A more recent prospective case series conducted by Tierney et al. deployed a wider range of management options. Of 16 patients, 100% underwent respiratory retraining therapy, 68.8% received laryngeal BoNT-A injections, and 31.3% required a tracheostomy for symptomatic relief
[48]. The group concluded that although benzodiazepines, anticholinergics, dopamine blockers, neurogenic modulators, tricyclic antidepressants, and anti-reflux medication have been tried in patients with ALBD, all of these have failed to incite an improvement. To date, the BoNT-A injections into the adductor muscle complex remain the most effective treatment. ALBD is a rare but severely disabling condition for which there are limited treatment options, making it very challenging to manage.
5.2. Singer’s Dystonia
It is traditionally thought that laryngeal dystonia only affected the task of speaking. LD patients are usually able to sing, laugh and express other emotions vocally without dystonic spasms. A 7-year experience described by Chitkara et al.

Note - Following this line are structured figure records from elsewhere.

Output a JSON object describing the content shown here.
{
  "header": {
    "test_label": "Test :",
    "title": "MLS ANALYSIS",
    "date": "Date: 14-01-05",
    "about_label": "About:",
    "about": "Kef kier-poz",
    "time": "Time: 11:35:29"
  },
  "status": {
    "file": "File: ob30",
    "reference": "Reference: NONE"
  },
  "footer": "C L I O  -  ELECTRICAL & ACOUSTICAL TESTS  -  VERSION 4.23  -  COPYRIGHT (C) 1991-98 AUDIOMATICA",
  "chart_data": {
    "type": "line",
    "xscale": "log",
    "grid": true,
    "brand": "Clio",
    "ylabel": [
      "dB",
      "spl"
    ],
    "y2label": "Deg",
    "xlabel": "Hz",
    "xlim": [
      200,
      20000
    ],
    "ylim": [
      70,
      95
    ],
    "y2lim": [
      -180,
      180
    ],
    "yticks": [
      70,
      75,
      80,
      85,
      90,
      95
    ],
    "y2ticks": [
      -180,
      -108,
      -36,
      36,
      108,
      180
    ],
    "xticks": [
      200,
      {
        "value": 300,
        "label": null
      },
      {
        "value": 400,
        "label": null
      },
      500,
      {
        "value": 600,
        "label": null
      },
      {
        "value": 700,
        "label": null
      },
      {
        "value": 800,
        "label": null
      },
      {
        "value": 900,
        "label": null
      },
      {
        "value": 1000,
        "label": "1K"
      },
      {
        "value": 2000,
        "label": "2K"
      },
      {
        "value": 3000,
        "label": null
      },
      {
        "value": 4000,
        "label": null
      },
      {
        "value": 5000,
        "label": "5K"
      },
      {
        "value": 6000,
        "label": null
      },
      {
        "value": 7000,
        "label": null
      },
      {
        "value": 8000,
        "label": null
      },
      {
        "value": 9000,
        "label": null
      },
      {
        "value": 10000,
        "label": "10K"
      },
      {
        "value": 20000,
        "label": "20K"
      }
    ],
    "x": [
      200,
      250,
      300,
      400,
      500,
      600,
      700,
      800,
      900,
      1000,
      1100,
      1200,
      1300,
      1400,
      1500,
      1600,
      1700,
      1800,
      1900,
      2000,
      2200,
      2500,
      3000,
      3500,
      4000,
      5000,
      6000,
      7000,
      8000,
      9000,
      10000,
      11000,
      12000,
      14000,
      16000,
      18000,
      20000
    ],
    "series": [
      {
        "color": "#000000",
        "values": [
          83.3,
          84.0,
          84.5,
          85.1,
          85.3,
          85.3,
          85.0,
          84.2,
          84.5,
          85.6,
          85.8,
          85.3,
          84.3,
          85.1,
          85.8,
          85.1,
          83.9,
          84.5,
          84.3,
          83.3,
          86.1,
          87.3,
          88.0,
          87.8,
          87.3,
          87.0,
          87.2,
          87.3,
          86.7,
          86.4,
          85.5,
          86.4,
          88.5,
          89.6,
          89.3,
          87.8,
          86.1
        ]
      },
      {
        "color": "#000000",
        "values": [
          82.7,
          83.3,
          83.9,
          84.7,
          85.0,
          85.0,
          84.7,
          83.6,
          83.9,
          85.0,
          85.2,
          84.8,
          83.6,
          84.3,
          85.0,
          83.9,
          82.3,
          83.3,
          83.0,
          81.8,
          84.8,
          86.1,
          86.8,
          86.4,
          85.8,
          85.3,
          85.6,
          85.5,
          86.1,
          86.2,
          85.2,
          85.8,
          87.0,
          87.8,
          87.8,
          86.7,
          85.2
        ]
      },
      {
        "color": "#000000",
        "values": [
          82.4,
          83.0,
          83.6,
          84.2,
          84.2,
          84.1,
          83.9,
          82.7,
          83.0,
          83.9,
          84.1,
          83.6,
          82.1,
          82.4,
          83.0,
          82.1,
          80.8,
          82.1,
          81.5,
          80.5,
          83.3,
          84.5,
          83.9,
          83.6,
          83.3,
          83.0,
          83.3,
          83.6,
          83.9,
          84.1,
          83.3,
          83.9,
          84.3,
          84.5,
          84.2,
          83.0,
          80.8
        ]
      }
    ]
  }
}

[46] identified a subgroup of patients with laryngeal dystonia of the singing voice without affected conversational speech at initial presentation. Of the 5 patients in this case series, 80% were females, 80% exhibited adductor pitch breaks when singing, and the mean age of onset was 35.8 years. Of these patients, 60% had received classical training in singing. All genres, including opera, folk, pop, and musical theatre, were involved, with all pitch ranges (top, middle or low) affected. The mainstay of effective treatment was voice therapy used in conjunction with BoNT-A injections into the TA muscle. It was observed that patients with singer’s dystonia exhibited narrower margins of tolerance to the undesirable side-effects of BoNT-A chemodenervation, which included a reduction in volume, decreasing vibrato and truncated pitch range in their singing voice. As such, a smaller average dose of 0.25 units was advocated for use in each TA muscle (
Table 1). This rare clinical presentation has since been expanded upon by Halstead et al.

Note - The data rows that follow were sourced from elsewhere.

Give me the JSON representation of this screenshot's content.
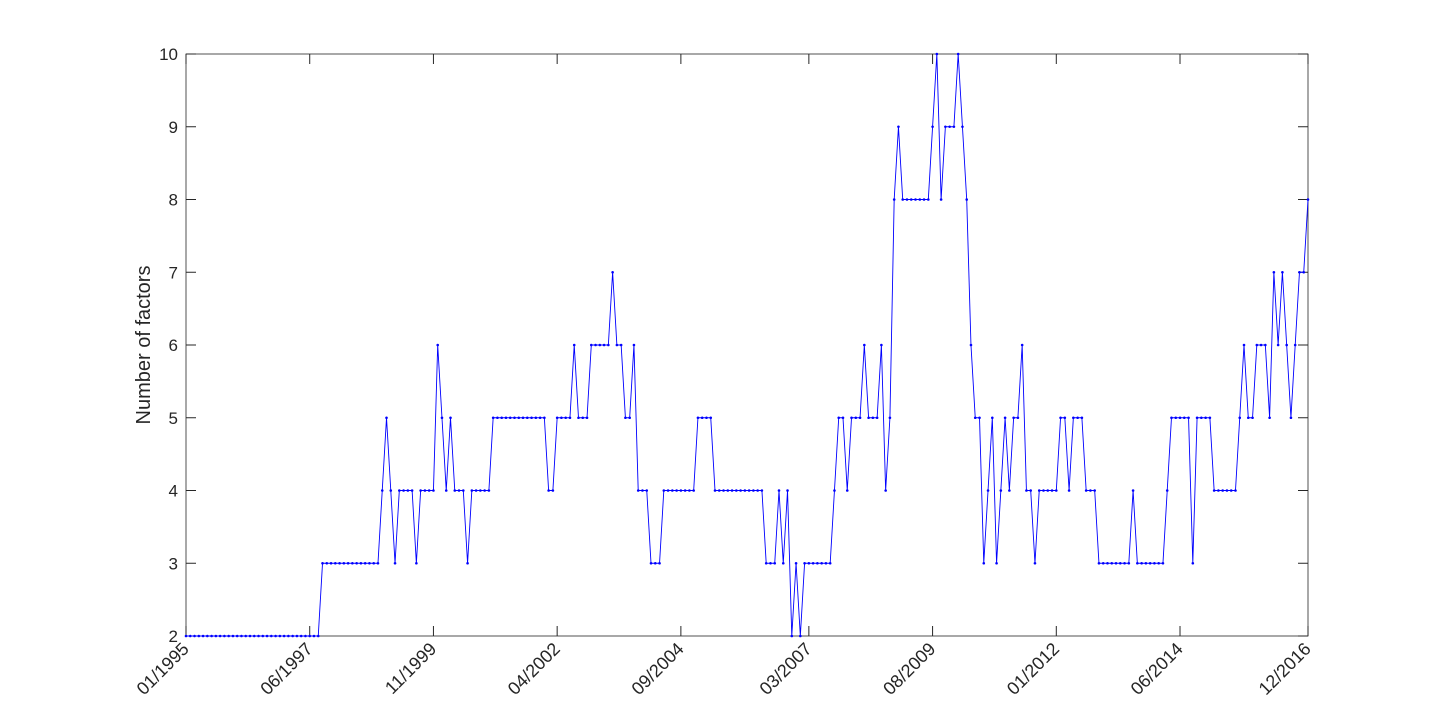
{
  "chart_data": {
    "type": "line",
    "ylabel": "Number of factors",
    "color": "#0000ff",
    "x": [
      "01/1995",
      "02/1995",
      "03/1995",
      "04/1995",
      "05/1995",
      "06/1995",
      "07/1995",
      "08/1995",
      "09/1995",
      "10/1995",
      "11/1995",
      "12/1995",
      "01/1996",
      "02/1996",
      "03/1996",
      "04/1996",
      "05/1996",
      "06/1996",
      "07/1996",
      "08/1996",
      "09/1996",
      "10/1996",
      "11/1996",
      "12/1996",
      "01/1997",
      "02/1997",
      "03/1997",
      "04/1997",
      "05/1997",
      "06/1997",
      "07/1997",
      "08/1997",
      "09/1997",
      "10/1997",
      "11/1997",
      "12/1997",
      "01/1998",
      "02/1998",
      "03/1998",
      "04/1998",
      "05/1998",
      "06/1998",
      "07/1998",
      "08/1998",
      "09/1998",
      "10/1998",
      "11/1998",
      "12/1998",
      "01/1999",
      "02/1999",
      "03/1999",
      "04/1999",
      "05/1999",
      "06/1999",
      "07/1999",
      "08/1999",
      "09/1999",
      "10/1999",
      "11/1999",
      "12/1999",
      "01/2000",
      "02/2000",
      "03/2000",
      "04/2000",
      "05/2000",
      "06/2000",
      "07/2000",
      "08/2000",
      "09/2000",
      "10/2000",
      "11/2000",
      "12/2000",
      "01/2001",
      "02/2001",
      "03/2001",
      "04/2001",
      "05/2001",
      "06/2001",
      "07/2001",
      "08/2001",
      "09/2001",
      "10/2001",
      "11/2001",
      "12/2001",
      "01/2002",
      "02/2002",
      "03/2002",
      "04/2002",
      "05/2002",
      "06/2002",
      "07/2002",
      "08/2002",
      "09/2002",
      "10/2002",
      "11/2002",
      "12/2002",
      "01/2003",
      "02/2003",
      "03/2003",
      "04/2003",
      "05/2003",
      "06/2003",
      "07/2003",
      "08/2003",
      "09/2003",
      "10/2003",
      "11/2003",
      "12/2003",
      "01/2004",
      "02/2004",
      "03/2004",
      "04/2004",
      "05/2004",
      "06/2004",
      "07/2004",
      "08/2004",
      "09/2004",
      "10/2004",
      "11/2004",
      "12/2004",
      "01/2005",
      "02/2005",
      "03/2005",
      "04/2005",
      "05/2005",
      "06/2005",
      "07/2005",
      "08/2005",
      "09/2005",
      "10/2005",
      "11/2005",
      "12/2005",
      "01/2006",
      "02/2006",
      "03/2006",
      "04/2006",
      "05/2006",
      "06/2006",
      "07/2006",
      "08/2006",
      "09/2006",
      "10/2006",
      "11/2006",
      "12/2006",
      "01/2007",
      "02/2007",
      "03/2007",
      "04/2007",
      "05/2007",
      "06/2007",
      "07/2007",
      "08/2007",
      "09/2007",
      "10/2007",
      "11/2007",
      "12/2007",
      "01/2008",
      "02/2008",
      "03/2008",
      "04/2008",
      "05/2008",
      "06/2008",
      "07/2008",
      "08/2008",
      "09/2008",
      "10/2008",
      "11/2008",
      "12/2008",
      "01/2009",
      "02/2009",
      "03/2009",
      "04/2009",
      "05/2009",
      "06/2009",
      "07/2009",
      "08/2009",
      "09/2009",
      "10/2009",
      "11/2009",
      "12/2009",
      "01/2010",
      "02/2010",
      "03/2010",
      "04/2010",
      "05/2010",
      "06/2010",
      "07/2010",
      "08/2010",
      "09/2010",
      "10/2010",
      "11/2010",
      "12/2010",
      "01/2011",
      "02/2011",
      "03/2011",
      "04/2011",
      "05/2011",
      "06/2011",
      "07/2011",
      "08/2011",
      "09/2011",
      "10/2011",
      "11/2011",
      "12/2011",
      "01/2012",
      "02/2012",
      "03/2012",
      "04/2012",
      "05/2012",
      "06/2012",
      "07/2012",
      "08/2012",
      "09/2012",
      "10/2012",
      "11/2012",
      "12/2012",
      "01/2013",
      "02/2013",
      "03/2013",
      "04/2013",
      "05/2013",
      "06/2013",
      "07/2013",
      "08/2013",
      "09/2013",
      "10/2013",
      "11/2013",
      "12/2013",
      "01/2014",
      "02/2014",
      "03/2014",
      "04/2014",
      "05/2014",
      "06/2014",
      "07/2014",
      "08/2014",
      "09/2014",
      "10/2014",
      "11/2014",
      "12/2014",
      "01/2015",
      "02/2015",
      "03/2015",
      "04/2015",
      "05/2015",
      "06/2015",
      "07/2015",
      "08/2015",
      "09/2015",
      "10/2015",
      "11/2015",
      "12/2015",
      "01/2016",
      "02/2016",
      "03/2016",
      "04/2016",
      "05/2016",
      "06/2016",
      "07/2016",
      "08/2016",
      "09/2016",
      "10/2016",
      "11/2016",
      "12/2016"
    ],
    "values": [
      2,
      2,
      2,
      2,
      2,
      2,
      2,
      2,
      2,
      2,
      2,
      2,
      2,
      2,
      2,
      2,
      2,
      2,
      2,
      2,
      2,
      2,
      2,
      2,
      2,
      2,
      2,
      2,
      2,
      2,
      2,
      2,
      3,
      3,
      3,
      3,
      3,
      3,
      3,
      3,
      3,
      3,
      3,
      3,
      3,
      3,
      4,
      5,
      4,
      3,
      4,
      4,
      4,
      4,
      3,
      4,
      4,
      4,
      4,
      6,
      5,
      4,
      5,
      4,
      4,
      4,
      3,
      4,
      4,
      4,
      4,
      4,
      5,
      5,
      5,
      5,
      5,
      5,
      5,
      5,
      5,
      5,
      5,
      5,
      5,
      4,
      4,
      5,
      5,
      5,
      5,
      6,
      5,
      5,
      5,
      6,
      6,
      6,
      6,
      6,
      7,
      6,
      6,
      5,
      5,
      6,
      4,
      4,
      4,
      3,
      3,
      3,
      4,
      4,
      4,
      4,
      4,
      4,
      4,
      4,
      5,
      5,
      5,
      5,
      4,
      4,
      4,
      4,
      4,
      4,
      4,
      4,
      4,
      4,
      4,
      4,
      3,
      3,
      3,
      4,
      3,
      4,
      2,
      3,
      2,
      3,
      3,
      3,
      3,
      3,
      3,
      3,
      4,
      5,
      5,
      4,
      5,
      5,
      5,
      6,
      5,
      5,
      5,
      6,
      4,
      5,
      8,
      9,
      8,
      8,
      8,
      8,
      8,
      8,
      8,
      9,
      10,
      8,
      9,
      9,
      9,
      10,
      9,
      8,
      6,
      5,
      5,
      3,
      4,
      5,
      3,
      4,
      5,
      4,
      5,
      5,
      6,
      4,
      4,
      3,
      4,
      4,
      4,
      4,
      4,
      5,
      5,
      4,
      5,
      5,
      5,
      4,
      4,
      4,
      3,
      3,
      3,
      3,
      3,
      3,
      3,
      3,
      4,
      3,
      3,
      3,
      3,
      3,
      3,
      3,
      4,
      5,
      5,
      5,
      5,
      5,
      3,
      5,
      5,
      5,
      5,
      4,
      4,
      4,
      4,
      4,
      4,
      5,
      6,
      5,
      5,
      6,
      6,
      6,
      5,
      7,
      6,
      7,
      6,
      5,
      6,
      7,
      7,
      8
    ],
    "xlim": [
      "01/1995",
      "12/2016"
    ],
    "xticks": [
      "01/1995",
      "06/1997",
      "11/1999",
      "04/2002",
      "09/2004",
      "03/2007",
      "08/2009",
      "01/2012",
      "06/2014",
      "12/2016"
    ],
    "ylim": [
      2,
      10
    ],
    "yticks": [
      2,
      3,
      4,
      5,
      6,
      7,
      8,
      9,
      10
    ],
    "grid": false
  }
}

[50], who observed that singing pitch breaks were reproducible at specific pitches that are unrelated to the passagio or occurred while performing specific tasks such as singing voiceless consonants. Singer’s dystonia is often misdiagnosed, with the patient’s singing difficulties commonly but incorrectly attributed to problems with technique, including increased muscle tension, register transition or wobble. Nevertheless, it is an important diagnosis to make due to its detrimental ramifications on an individual’s career and psychological ability relative to their ability to perform.